Модеста Фёдоровича на месте не оказалось — всех заведующих лабораторий и кафедр вызвали на методическую комиссию. Насколько я понял, это надолго, ещё полчаса точно.

Возвращаться обратно было глупо, ждать столько — тоже. Поэтому я решил заглянуть к Машеньке.

Она была, как обычно, в своей лаборатории. Стояла возле высоченного штатива и капала из какой-то бюретки в небольшие колбочки по очереди. Раствор в колбах был бледно-оранжевым. Когда она капала, он потом становился ярко-зелёным. Красиво. Маша смотрела на отметки в бюретке и записывала в тетрадь.

— Привет. Не помешаю?

— Муля! — искренне обрадовалась она, однако капать не перестала. — Ты чего это пропал?

— Да вот пашу, как раб на галерах, — сказал я, — без выходных и проходных. Совсем времени нету. Да ещё и мать срочно решила женить меня. Ты представляешь, Маша, она устроила дома смотрины и наприглашала гостей с дочками на выданье.

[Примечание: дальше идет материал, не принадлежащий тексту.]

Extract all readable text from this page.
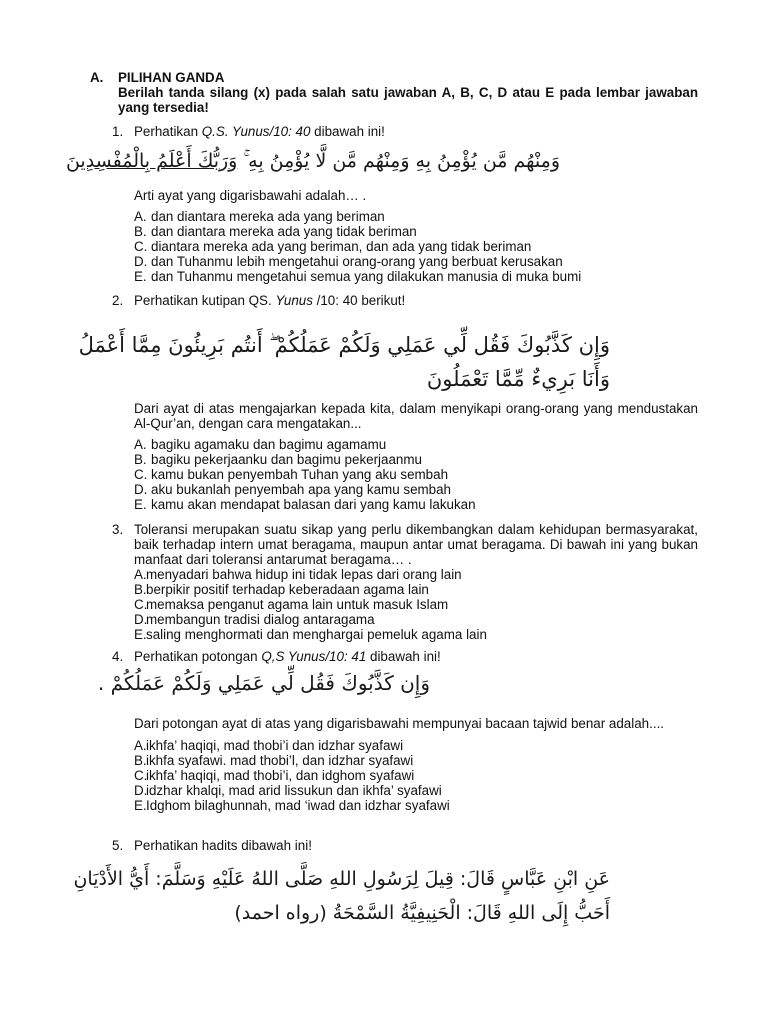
A.	PILIHAN GANDA
Berilah tanda silang (x) pada salah satu jawaban A, B, C, D atau E pada lembar jawaban yang tersedia!
1. Perhatikan Q.S. Yunus/10: 40 dibawah ini!
وَمِنْهُم مَّن يُؤْمِنُ بِهِ وَمِنْهُم مَّن لَّا يُؤْمِنُ بِهِ ۚ وَرَبُّكَ أَعْلَمُ بِالْمُفْسِدِينَ
Arti ayat yang digarisbawahi adalah… .
A. dan diantara mereka ada yang beriman
B. dan diantara mereka ada yang tidak beriman
C. diantara mereka ada yang beriman, dan ada yang tidak beriman
D. dan Tuhanmu lebih mengetahui orang-orang yang berbuat kerusakan
E. dan Tuhanmu mengetahui semua yang dilakukan manusia di muka bumi
2. Perhatikan kutipan QS. Yunus /10: 40 berikut!
وَإِن كَذَّبُوكَ فَقُل لِّي عَمَلِي وَلَكُمْ عَمَلُكُمْ ۖ أَنتُم بَرِيئُونَ مِمَّا أَعْمَلُ
وَأَنَا بَرِيءٌ مِّمَّا تَعْمَلُونَ
Dari ayat di atas mengajarkan kepada kita, dalam menyikapi orang-orang yang mendustakan Al-Qur’an, dengan cara mengatakan...
A. bagiku agamaku dan bagimu agamamu
B. bagiku pekerjaanku dan bagimu pekerjaanmu
C. kamu bukan penyembah Tuhan yang aku sembah
D. aku bukanlah penyembah apa yang kamu sembah
E. kamu akan mendapat balasan dari yang kamu lakukan
3. Toleransi merupakan suatu sikap yang perlu dikembangkan dalam kehidupan bermasyarakat, baik terhadap intern umat beragama, maupun antar umat beragama. Di bawah ini yang bukan manfaat dari toleransi antarumat beragama… .
A. menyadari bahwa hidup ini tidak lepas dari orang lain
B. berpikir positif terhadap keberadaan agama lain
C.
memaksa penganut agama lain untuk masuk Islam
D.
membangun tradisi dialog antaragama
E. saling menghormati dan menghargai pemeluk agama lain
4. Perhatikan potongan Q,S Yunus/10: 41 dibawah ini!
وَإِن كَذَّبُوكَ فَقُل لِّي عَمَلِي وَلَكُمْ عَمَلُكُمْ .
Dari potongan ayat di atas yang digarisbawahi mempunyai bacaan tajwid benar adalah....
A. ikhfa’ haqiqi, mad thobi’i dan idzhar syafawi
B. ikhfa syafawi. mad thobi’l, dan idzhar syafawi
C.
ikhfa’ haqiqi, mad thobi’i, dan idghom syafawi
D.
idzhar khalqi, mad arid lissukun dan ikhfa’ syafawi
E. Idghom bilaghunnah, mad ‘iwad dan idzhar syafawi
5. Perhatikan hadits dibawah ini!
عَنِ ابْنِ عَبَّاسٍ قَالَ: قِيلَ لِرَسُولِ اللهِ صَلَّى اللهُ عَلَيْهِ وَسَلَّمَ: أَيُّ الأَدْيَانِ
أَحَبُّ إِلَى اللهِ قَالَ: الْحَنِيفِيَّةُ السَّمْحَةُ (رواه احمد)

— Ого! — вытаращила от удивления глаза Маша и чуть не уронила очередную колбочку.

— Смотри невест, в общем, был, — хмыкнул я.

— И как? Понравился кто-то? Красивые хоть?

— Да там они все красивые, — вздохнул я, — одна похожа на свежезамороженного палтуса, вторая — на овечку. А вот третья — на пекинеса… Он хоть породистый.

— Тебе никто не понравился, — хихикнула Маша и выставила на стол следующую партию колбочек, — угодил ты, Муля, в зоопарк из невест.